Le président de l’Agence de la santé publique du Canada (ASPC) juge « inacceptable » qu’une fonctionnaire responsable des services de santé aux voyageurs ait accepté un voyage payé par Air Canada pour faire la promotion des vacances dans le Sud cet automne, alors que le gouvernement demande aux citoyens d’éviter les voyages non essentiels.

Le Globe and Mail révélait jeudi que Dominique Baker, une gestionnaire au Bureau des services de santé des voyageurs et aux frontières de l’Agence de la santé publique, a agi comme influenceuse pour le compte de Air Canada cet automne, afin de faire la promotion des destinations soleil. Elle et une de ses amies ont reçu un voyage payé en Jamaïque et ont fait des publications commanditées à cet effet sur les réseaux sociaux.

« L’un de nos deux majordomes vient de nous apporter des pina coladas. Non, nous ne blaguons pas – nous avons deux majordomes », se réjouissait-elle dans une vidéo.

« Je n’aurais pas dû y aller »

« L’Agence a constamment répété aux Canadiens qu’ils devraient éviter les voyages pendant la pandémie. Il est donc tout à fait inacceptable que les employés ignorent ces consignes », a déploré le président de l’Agence de la santé publique du Canada, Iain Stewart, dans une réaction envoyée à La Presse.

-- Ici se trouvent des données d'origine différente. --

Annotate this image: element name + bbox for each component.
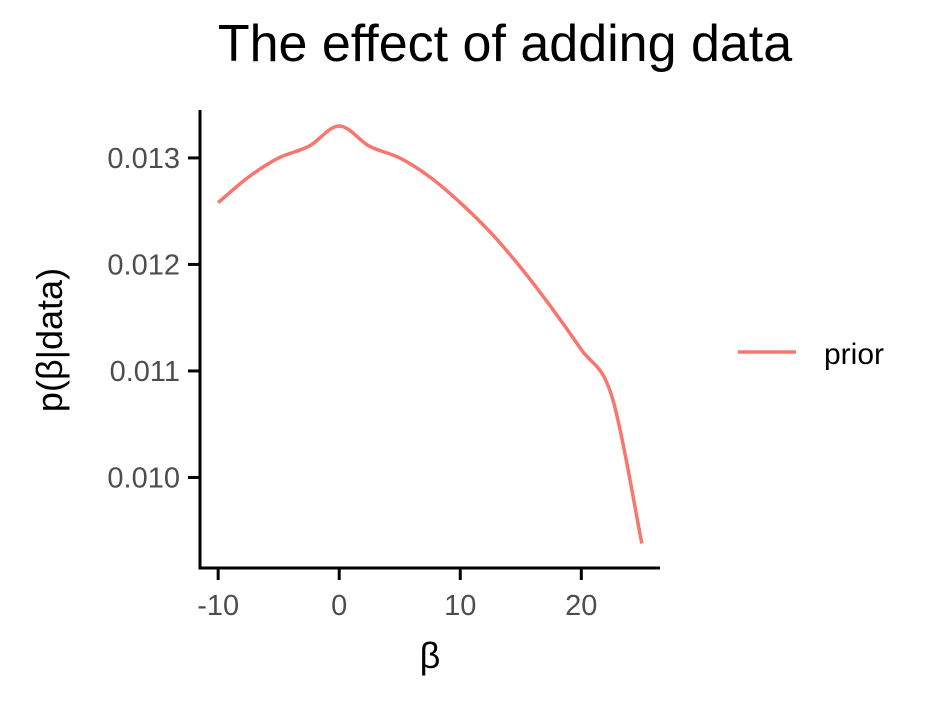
y-axis-ticks: 0.010 0.011 0.012 0.013	[107, 143, 200, 494]
y-tick-label: 0.012	[107, 249, 180, 281]
y-tick-label: 0.013	[107, 143, 180, 175]
legend-label-prior: prior	[824, 338, 884, 371]
x-tick-label: -10	[197, 590, 239, 622]
plot-area	[217, 124, 644, 544]
x-tick-label: 10	[444, 590, 476, 622]
x-axis-ticks: -10 0 10 20	[197, 568, 597, 622]
x-tick-label: 0	[331, 590, 347, 622]
y-axis-title: p(β|data)	[29, 268, 70, 412]
y-tick-label: 0.010	[107, 462, 180, 494]
legend: prior	[738, 338, 884, 371]
x-axis-title: β	[420, 635, 441, 676]
x-tick-label: 20	[565, 590, 597, 622]
chart-title: The effect of adding data	[217, 15, 793, 73]
series-line-prior	[217, 124, 644, 544]
y-tick-label: 0.011	[110, 356, 180, 388]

Le président dit avoir été mis au courant du voyage commandité en novembre, lorsque les publications de la fonctionnaire sont apparues sur les réseaux sociaux. « L’ASPC a immédiatement réagi et un examen fut entamé. Nous ne formulerons pas de commentaires supplémentaires à ce sujet par respect pour la vie privée de l’employée », a-t-il ajouté.

Mme Baker travaille comme influenceuse sur les réseaux sociaux pour plusieurs compagnies privées en parallèle de son travail dans la fonction publique. Elle est suivie par 45 000 personnes sur Instagram et plus de 26 000 personnes sur YouTube. Elle a publié jeudi un message dans lequel elle admet avoir fait une erreur dans le cadre de son partenariat avec Air Canada.

« Le timing n’était pas bon et je n’aurais pas dû y aller », dit-elle, en incitant les citoyens à rester à la maison et suivre les consignes sanitaires.

Air Canada ignorait sa position dans la fonction publique

Mme Baker n’avait pas répondu à une demande d’entrevue de La Presse au moment d’écrire ces lignes.

Air Canada a embauché plusieurs influenceurs pour faire la promotion des voyages sur les réseaux sociaux malgré les demandes des autorités d’éviter les voyages non essentiels. Le transporteur aérien a aussi plusieurs lobbyistes enregistrés pour faire des représentations auprès du gouvernement fédéral, y compris Santé Canada, en lien avec la pandémie actuelle et les mesures prises pour y répondre.

Une porte-parole d’Air Canada a assuré à La Presse que Mme Baker a été recrutée comme influenceuse sans que quiconque au sein de l’entreprise ait connaissance de ses fonctions au sein du gouvernement.

« Son bagage comprend notamment des blogues sur le mode de vie et la beauté ainsi que des partenariats avec de nombreuses marques très connues. Son profil d’influenceuse ne faisait pas mention de son emploi avec le gouvernement. Dans le cadre de l’entente que nous avons conclue en octobre, elle a reçu un voyage gratuit en échange de contenu qu’elle fournirait et qui mettrait notamment l’accent sur notre programme SoinPropre+ à bord et les mesures de santé et sécurité instaurées à l’endroit qu’elle visiterait », explique Pascale Déry, directrice des relations avec les médias pour le Québec chez Air Canada.

La page personnelle de Mme Baker précise aujourd’hui d’entrée de jeu qu’elle travaille comme « fonctionnaire de jour » en plus de son rôle dans la promotion de diverses marques, mais il n’a pas été possible de vérifier si cette information apparaissait sur la page à l’automne dernier.

Les gestionnaires de l’Agence de la santé publique du Canada sont-ils autorisés à agir comme influenceurs pour des entreprises privées en parallèle de leur emploi ? À ce sujet, Iain Stewart souligne que le code d’éthique de la fonction publique oblige les employés à déclarer toute situation qui pourrait être perçue comme un conflit d’intérêts. « Si des preuves démontrent qu’il existe un conflit d’intérêts, la situation est examinée au cas par cas », a-t-il déclaré, sans s’avancer davantage sur ce cas précis.